13 songs – 49 minutes
Mark Harrison is approaching “national treasure” status in the UK. In an era when the British blues scene is dominated by rock bands with a blues influence playing over-driven, over-loud and over-long guitar solos, Harrison’s exuberant music harks back to a much earlier age, featuring only acoustic instruments in a variety of line-ups, from full band to Harrison alone with his guitar. The musicians are all top notch players, but it is the song that matters, not the player.
On his latest album, Turpentine, the songs themselves also stand out from the crowd both through their construction – sitting squarely within the blues genre but rarely relying on simple 12-bar progressions – and through the stories they tell. Harrison wrote all 13 tracks on the album and, as with his previous releases, he turns his pen to a wide range of topics, from acute observations on the challenges of living in the modern world (“Hardware Store”) to taut reminders of how the original purveyors of blues had it so much harder than we do (“Shake That House”).
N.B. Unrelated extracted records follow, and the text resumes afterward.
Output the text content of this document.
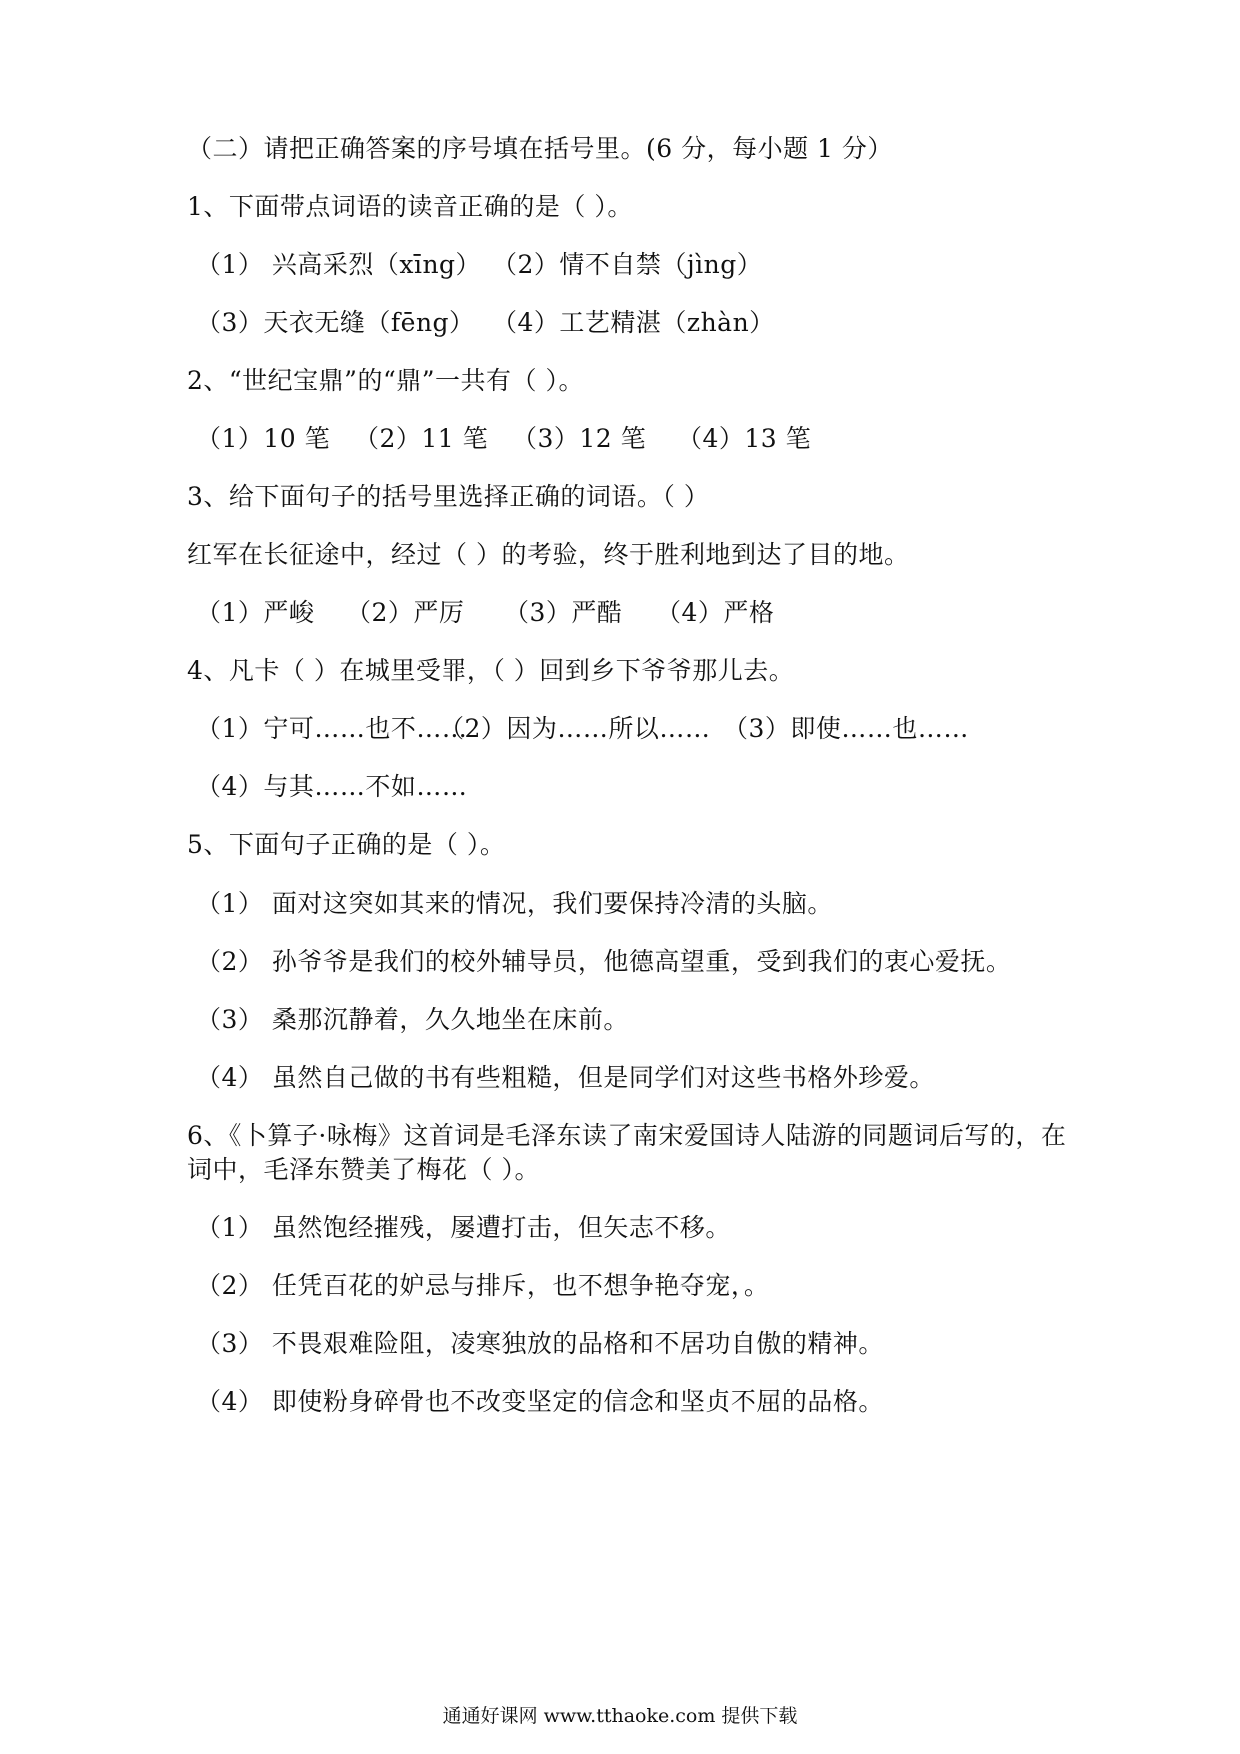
（二）请把正确答案的序号填在括号里。(6 分，每小题 1 分）
1、下面带点词语的读音正确的是（ ）。
（1） 兴高采烈（xīng） （2）情不自禁（jìng）
（3）天衣无缝（fēng） （4）工艺精湛（zhàn）
2、“世纪宝鼎”的“鼎”一共有（ ）。
（1）10 笔 （2）11 笔 （3）12 笔 （4）13 笔
3、给下面句子的括号里选择正确的词语。（ ）
红军在长征途中，经过（ ）的考验，终于胜利地到达了目的地。
（1）严峻 （2）严厉 （3）严酷 （4）严格
4、凡卡（ ）在城里受罪，（ ）回到乡下爷爷那儿去。
（1）宁可……也不……（2）因为……所以…… （3）即使……也……
（4）与其……不如……
5、下面句子正确的是（ ）。
（1） 面对这突如其来的情况，我们要保持冷清的头脑。
（2） 孙爷爷是我们的校外辅导员，他德高望重，受到我们的衷心爱抚。
（3） 桑那沉静着，久久地坐在床前。
（4） 虽然自己做的书有些粗糙，但是同学们对这些书格外珍爱。
6、《卜算子·咏梅》这首词是毛泽东读了南宋爱国诗人陆游的同题词后写的，在
词中，毛泽东赞美了梅花（ ）。
（1） 虽然饱经摧残，屡遭打击，但矢志不移。
（2） 任凭百花的妒忌与排斥，也不想争艳夺宠，。
（3） 不畏艰难险阻，凌寒独放的品格和不居功自傲的精神。
（4） 即使粉身碎骨也不改变坚定的信念和坚贞不屈的品格。
通通好课网 www.tthaoke.com 提供下载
There is often a moral to be found in the verses, although not always the one the listener might expect – in “The Treaty Of Dancing Rabbit Creek”, Harrison relates the story of Chief Greenwood Leflore and the Choctaw Nation losing their land in what is now known as Mississippi in the 1830s, but with an added twist.
Of course, he also addresses more traditional blues lyrical concerns, but he does so with rare wit and invention. In the opening track, “Black Dog Moan”, his opening lines are: “I’ve got a girl in Meadowland and I really love the bits of her that I can stand. The rest I can take or leave, and I’m pretty sure she feels the same about me.” It’s a great kick-off to a great album.
Harrison sings and plays guitar, and is superbly supported throughout by Charles Benfield on double bass and Ed Hopwood on drums, percussion and harmonica. Guest Paul Tkachenko adds subtle mandolin, piano, organ and accordion to various tracks. Hopwood in particular has a gift for playing minimally yet utterly musically at the same time. Harrison’s finger-picked guitar is continuously inventive and rhythmically driven. On “Hell Of A Story”, his 12-string guitar recalls the ragtime playing of Blind Willie McTell, while the instrumental “Dog Rib” features a lovely, slightly discordant, slide melody. Interestingly, Harrison’s main guitar is actually a 1934 National Trojan, a wood-body resonator guitar that used to belong to the great Eric Bibb and there are certain similarities between the two artists, both of whom openly display their folk/blues influences in well-constructed songs featuring intelligent, often uplifting lyrics and adroit finger-picking. There is also a gentle joyousness to the music of both. Even on potentially downcast tracks such as “So Many Bad People (Out There)”, Harrison’s slide playing conveys a sense of hope, or at least the possibility of hope.
Superbly produced by Tim Bazell, Turpentine is a very impressive release from Mark Harrison. There is a confidence and maturity about the album that suggests the musicians knew they were working on something special. Highly recommended.